Se desata la salvaguarda que Asesorías y Servicios de Ingeniería Limitada –ASER Ingeniería Ltda. le instauró a la Sala Civil- Familia- Laboral del Tribunal Superior del Distrito Judicial de Valledupar, extensiva al Juzgado Cuarto Civil del Circuito de esa urbe, Aguas del Cesar S.A y demás intervinientes en el consecutivo 20001310300420150003000.
ANTECEDENTES
1. La libelista suplicó la protección de los derechos al «debido proceso, igualdad y acceso a la administración de justicia», para que se dejara sin efecto la sentencia de segunda instancia dictada por la autoridad convocada y, en su reemplazo, «se ordene continuar la ejecución del mandamiento de pago».
En compendio señaló que, en el coercitivo nº 2015-00030-01 de ASER Ingeniería Ltda. contra Aguas del Cesar S.A. E.S.P., la Corporación querellada definió la apelación interpuesta por la demandante contra el fallo de primer grado (11 feb. 2021), en determinación que fue objeto de queja tutelar, solventada por esta Sala (STC2429-2021), quien mandó al Tribunal proferir uno nuevo que resolviera la alzada con base en las pautas allí enunciadas.
Adujo que, en cumplimiento de ello, se dictó otro veredicto (9 abr. 2021) que declaró probada la excepción de pago total, la que, en su sentir, fue propuesta de manera extemporánea y no se configuró, en tanto «no media prueba en las diligencias que soporte los pagos a su favor, o dineros recibidos en sus cuentas bancarias con posterioridad al 11 de agosto del 2014, fecha de elaboración de las facturas de venta A-221 y A-222».
2. El Tribunal de Valledupar informó que acatando la providencia constitucional emitida por esta Corporación (11 mar. 2021), dejó sin efectos la de 11 de febrero último y, en su lugar, expidió la de 9 de abril, ahora confutada.
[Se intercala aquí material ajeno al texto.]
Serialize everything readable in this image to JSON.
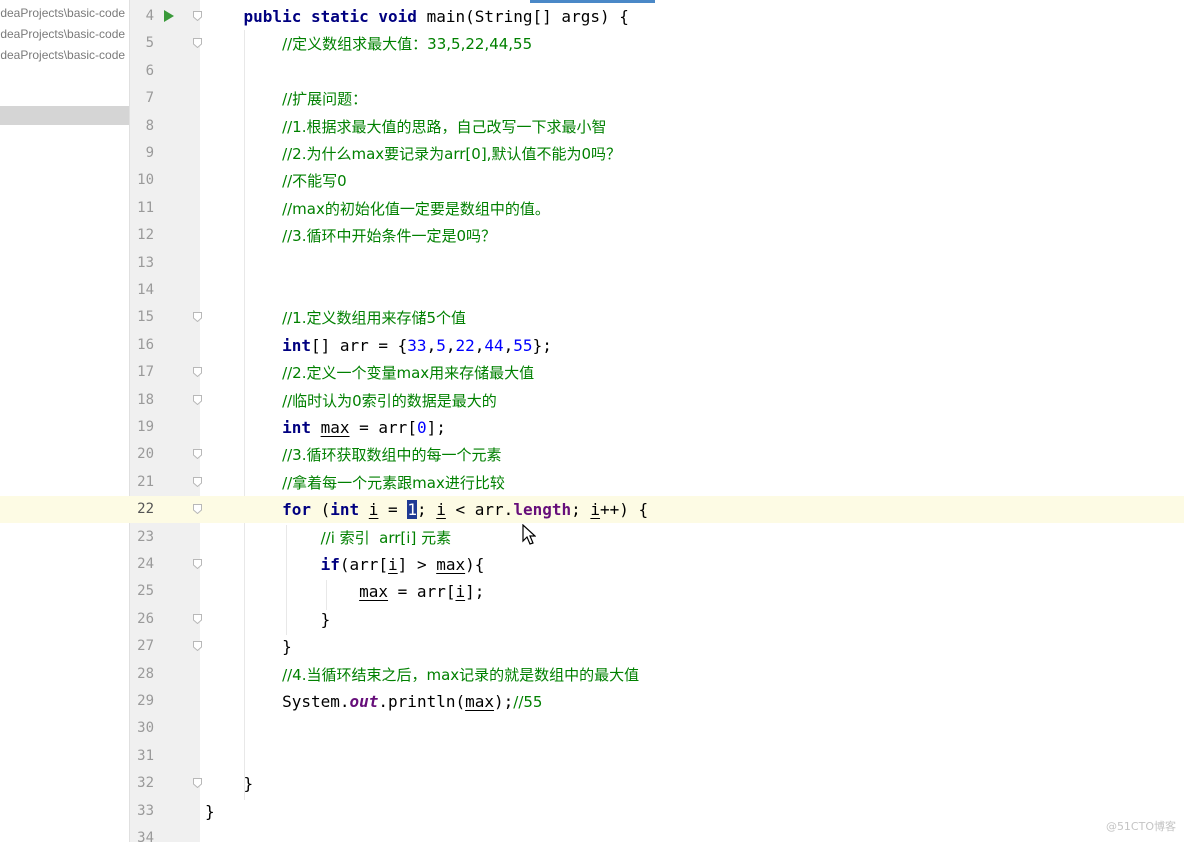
{
  "sidebar": {
    "items": [
      {
        "label": "IdeaProjects\\basic-code"
      },
      {
        "label": "IdeaProjects\\basic-code"
      },
      {
        "label": "IdeaProjects\\basic-code"
      }
    ]
  },
  "editor": {
    "current_line": 22,
    "lines": [
      {
        "n": "4",
        "text": "    public static void main(String[] args) {"
      },
      {
        "n": "5",
        "text": "        //定义数组求最大值：33,5,22,44,55"
      },
      {
        "n": "6",
        "text": ""
      },
      {
        "n": "7",
        "text": "        //扩展问题："
      },
      {
        "n": "8",
        "text": "        //1.根据求最大值的思路，自己改写一下求最小智"
      },
      {
        "n": "9",
        "text": "        //2.为什么max要记录为arr[0],默认值不能为0吗？"
      },
      {
        "n": "10",
        "text": "        //不能写0"
      },
      {
        "n": "11",
        "text": "        //max的初始化值一定要是数组中的值。"
      },
      {
        "n": "12",
        "text": "        //3.循环中开始条件一定是0吗？"
      },
      {
        "n": "13",
        "text": ""
      },
      {
        "n": "14",
        "text": ""
      },
      {
        "n": "15",
        "text": "        //1.定义数组用来存储5个值"
      },
      {
        "n": "16",
        "text": "        int[] arr = {33,5,22,44,55};"
      },
      {
        "n": "17",
        "text": "        //2.定义一个变量max用来存储最大值"
      },
      {
        "n": "18",
        "text": "        //临时认为0索引的数据是最大的"
      },
      {
        "n": "19",
        "text": "        int max = arr[0];"
      },
      {
        "n": "20",
        "text": "        //3.循环获取数组中的每一个元素"
      },
      {
        "n": "21",
        "text": "        //拿着每一个元素跟max进行比较"
      },
      {
        "n": "22",
        "text": "        for (int i = 1; i < arr.length; i++) {"
      },
      {
        "n": "23",
        "text": "            //i 索引  arr[i] 元素"
      },
      {
        "n": "24",
        "text": "            if(arr[i] > max){"
      },
      {
        "n": "25",
        "text": "                max = arr[i];"
      },
      {
        "n": "26",
        "text": "            }"
      },
      {
        "n": "27",
        "text": "        }"
      },
      {
        "n": "28",
        "text": "        //4.当循环结束之后，max记录的就是数组中的最大值"
      },
      {
        "n": "29",
        "text": "        System.out.println(max);//55"
      },
      {
        "n": "30",
        "text": ""
      },
      {
        "n": "31",
        "text": ""
      },
      {
        "n": "32",
        "text": "    }"
      },
      {
        "n": "33",
        "text": "}"
      },
      {
        "n": "34",
        "text": ""
      }
    ]
  },
  "watermark": "@51CTO博客",
  "colors": {
    "keyword": "#000080",
    "comment": "#008000",
    "number": "#0000ff",
    "field": "#660e7a",
    "current_line_bg": "#fdfbe4",
    "run_icon": "#3a9a3a"
  },
  "icons": [
    "run-icon",
    "fold-marker-icon",
    "mouse-cursor-icon"
  ]
}
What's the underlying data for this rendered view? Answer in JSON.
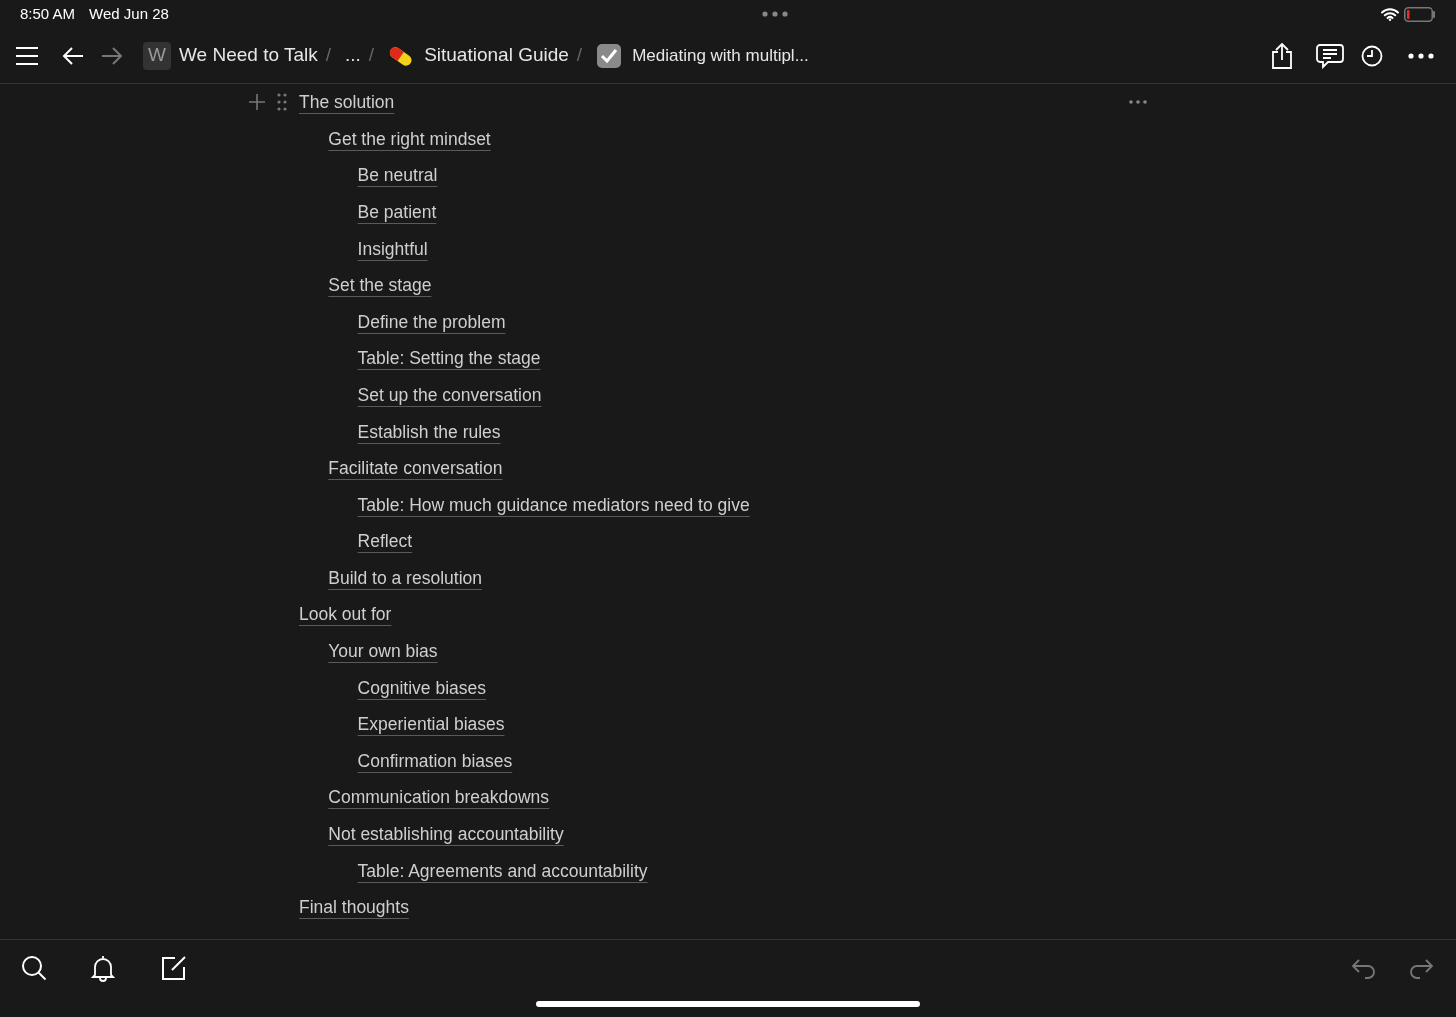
{
  "status_bar": {
    "time": "8:50 AM",
    "date": "Wed Jun 28"
  },
  "breadcrumbs": [
    {
      "kind": "workspace",
      "initial": "W",
      "label": "We Need to Talk",
      "separator": "/"
    },
    {
      "kind": "ellipsis",
      "label": "...",
      "separator": "/"
    },
    {
      "kind": "pill",
      "label": "Situational Guide",
      "separator": "/"
    },
    {
      "kind": "check",
      "label": "Mediating with multipl..."
    }
  ],
  "outline": [
    {
      "label": "The solution",
      "hovered": true,
      "children": [
        {
          "label": "Get the right mindset",
          "hovered": false,
          "children": [
            {
              "label": "Be neutral",
              "hovered": false
            },
            {
              "label": "Be patient",
              "hovered": false
            },
            {
              "label": "Insightful",
              "hovered": false
            }
          ]
        },
        {
          "label": "Set the stage",
          "hovered": false,
          "children": [
            {
              "label": "Define the problem",
              "hovered": false
            },
            {
              "label": "Table: Setting the stage",
              "hovered": false
            },
            {
              "label": "Set up the conversation",
              "hovered": false
            },
            {
              "label": "Establish the rules",
              "hovered": false
            }
          ]
        },
        {
          "label": "Facilitate conversation",
          "hovered": false,
          "children": [
            {
              "label": "Table: How much guidance mediators need to give",
              "hovered": false
            },
            {
              "label": "Reflect",
              "hovered": false
            }
          ]
        },
        {
          "label": "Build to a resolution",
          "hovered": false
        }
      ]
    },
    {
      "label": "Look out for",
      "hovered": false,
      "children": [
        {
          "label": "Your own bias",
          "hovered": false,
          "children": [
            {
              "label": "Cognitive biases",
              "hovered": false
            },
            {
              "label": "Experiential biases",
              "hovered": false
            },
            {
              "label": "Confirmation biases",
              "hovered": false
            }
          ]
        },
        {
          "label": "Communication breakdowns",
          "hovered": false
        },
        {
          "label": "Not establishing accountability",
          "hovered": false,
          "children": [
            {
              "label": "Table: Agreements and accountability",
              "hovered": false
            }
          ]
        }
      ]
    },
    {
      "label": "Final thoughts",
      "hovered": false
    }
  ]
}
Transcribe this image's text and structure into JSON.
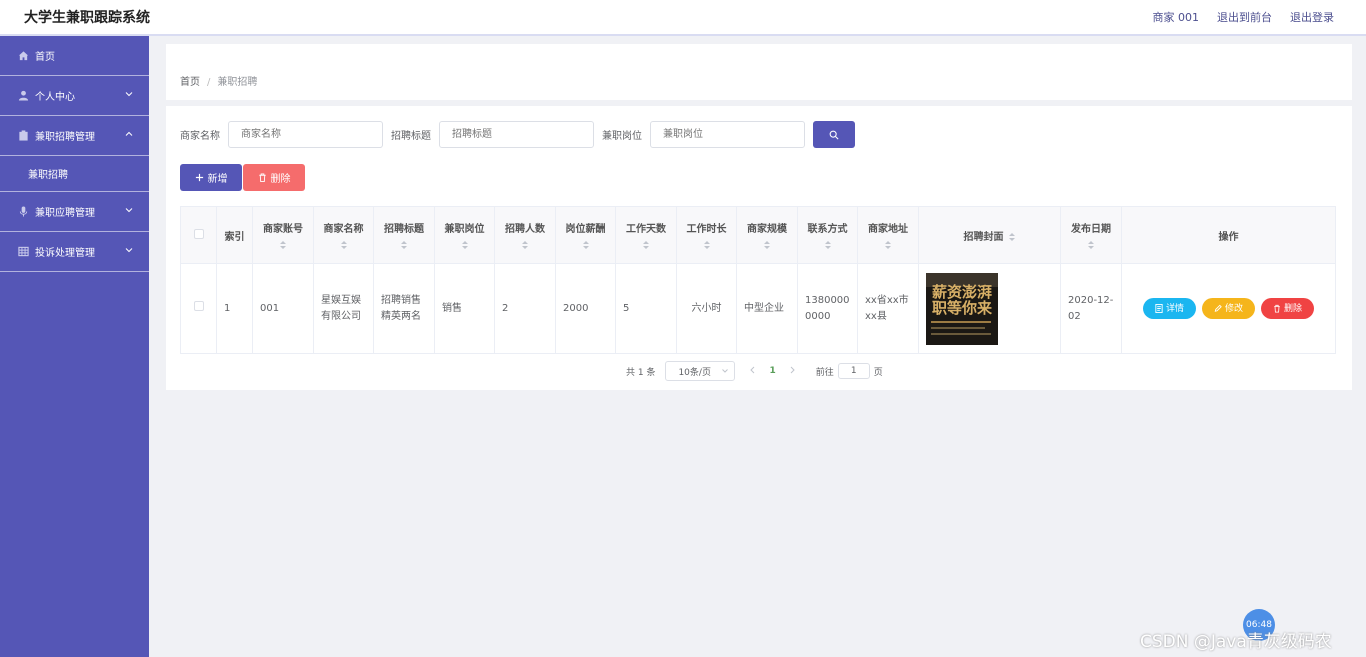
{
  "header": {
    "title": "大学生兼职跟踪系统",
    "user": "商家 001",
    "front_link": "退出到前台",
    "logout": "退出登录"
  },
  "sidebar": {
    "items": [
      {
        "label": "首页",
        "icon": "home-icon"
      },
      {
        "label": "个人中心",
        "icon": "user-icon"
      },
      {
        "label": "兼职招聘管理",
        "icon": "clipboard-icon"
      },
      {
        "label": "兼职应聘管理",
        "icon": "microphone-icon"
      },
      {
        "label": "投诉处理管理",
        "icon": "grid-icon"
      }
    ],
    "submenu_label": "兼职招聘"
  },
  "breadcrumb": {
    "home": "首页",
    "current": "兼职招聘"
  },
  "search": {
    "merchant_label": "商家名称",
    "merchant_placeholder": "商家名称",
    "title_label": "招聘标题",
    "title_placeholder": "招聘标题",
    "position_label": "兼职岗位",
    "position_placeholder": "兼职岗位"
  },
  "actions": {
    "add": "新增",
    "delete": "删除"
  },
  "table": {
    "headers": [
      "索引",
      "商家账号",
      "商家名称",
      "招聘标题",
      "兼职岗位",
      "招聘人数",
      "岗位薪酬",
      "工作天数",
      "工作时长",
      "商家规模",
      "联系方式",
      "商家地址",
      "招聘封面",
      "发布日期",
      "操作"
    ],
    "rows": [
      {
        "index": "1",
        "account": "001",
        "merchant": "星娱互娱有限公司",
        "title": "招聘销售精英两名",
        "position": "销售",
        "count": "2",
        "salary": "2000",
        "days": "5",
        "hours": "六小时",
        "scale": "中型企业",
        "phone": "13800000000",
        "address": "xx省xx市xx县",
        "cover_text": "薪资澎湃 职等你来",
        "date": "2020-12-02",
        "detail": "详情",
        "edit": "修改",
        "remove": "删除"
      }
    ]
  },
  "pager": {
    "total": "共 1 条",
    "size": "10条/页",
    "page": "1",
    "goto": "前往",
    "goto_value": "1",
    "unit": "页"
  },
  "overlay": {
    "clock": "06:48",
    "watermark": "CSDN @Java青灰级码农"
  },
  "colors": {
    "primary": "#5556b6",
    "danger": "#f56c6c",
    "info": "#1bb6f0",
    "warning": "#f5b51b"
  }
}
De igual modo, apostilló que el anhelo de la gestora es improcedente, en la medida que «el Constituyente no le otorgó a la acción de tutela el carácter de tercera instancia o de mecanismo alternativo o paralelo a los procedimientos ordinarios de defensa judicial, además el juez de tutela no puede inmiscuirse en los asuntos encomendados a los jueces naturales, y en especial, cuando la injerencia tiene que ver con el modo en el que éstos interpretan la ley, lo cual como lo ha reiterado la alta corte, constituye un atentado contra la autonomía e independencia judicial (…)».
El Juzgado Cuarto Civil del Circuito de Valledupar dijo no haber transgredido las prerrogativas de la accionante, en tanto no reprochó la actuación de primera instancia, sino la del ad quem.
Aguas del Cesar S.A. indicó que la actora «quiere abrir una tercera instancia e instaurar acción de tutela en una cadena (…) es decir; cada vez que una decisión no favorezca al demandante sin importar la argumentación jurídica del juez, quiere abrir una nueva instancia», porque, en su opinión, “nos encontramos ante unas causales de improcedencia que hace negativo la decisión del juez constitucional (…) hay un fallo de tutela de primera instancia, que ordenó al Tribunal Superior del Distrito Judicial de Valledupar, Sala Civil – Familia Laboral, dictar una nueva sentencia y este en acatamiento a esa orden profiere la decisión, pero antes de proferirse esa decisión el fallo fue impugnado, el cual se encuentra en trámite o en termino para decidir (…)».
CONSIDERACIONES
1.- La Sala advierte ab initio que, si bien se encuentran pendientes de decisión los recursos de «súplica y queja» formulados por la promotora contra la sentencia del Tribunal de Valledupar, éstos son inidóneos para materializar el petítum de este resguardo, lo que habilita el estudio de fondo del asunto planteado.
2.- Descendiendo al sub lite, muy pronto se avizora que el fallo fustigado (9 abr. 2021) no luce antojadizo, irrazonable ni ilegal, por el contrario, obedece, en línea de principio, a una legítima exégesis de la normativa que rige la materia, así como a una congruente apreciación del haz probatorio, que no se muestra contraevidente con la realidad que fluye del plenario, en atención a que valoró «razonablemente» el arsenal suasorio frente a los medios exceptivos propuestos en el juicio civil.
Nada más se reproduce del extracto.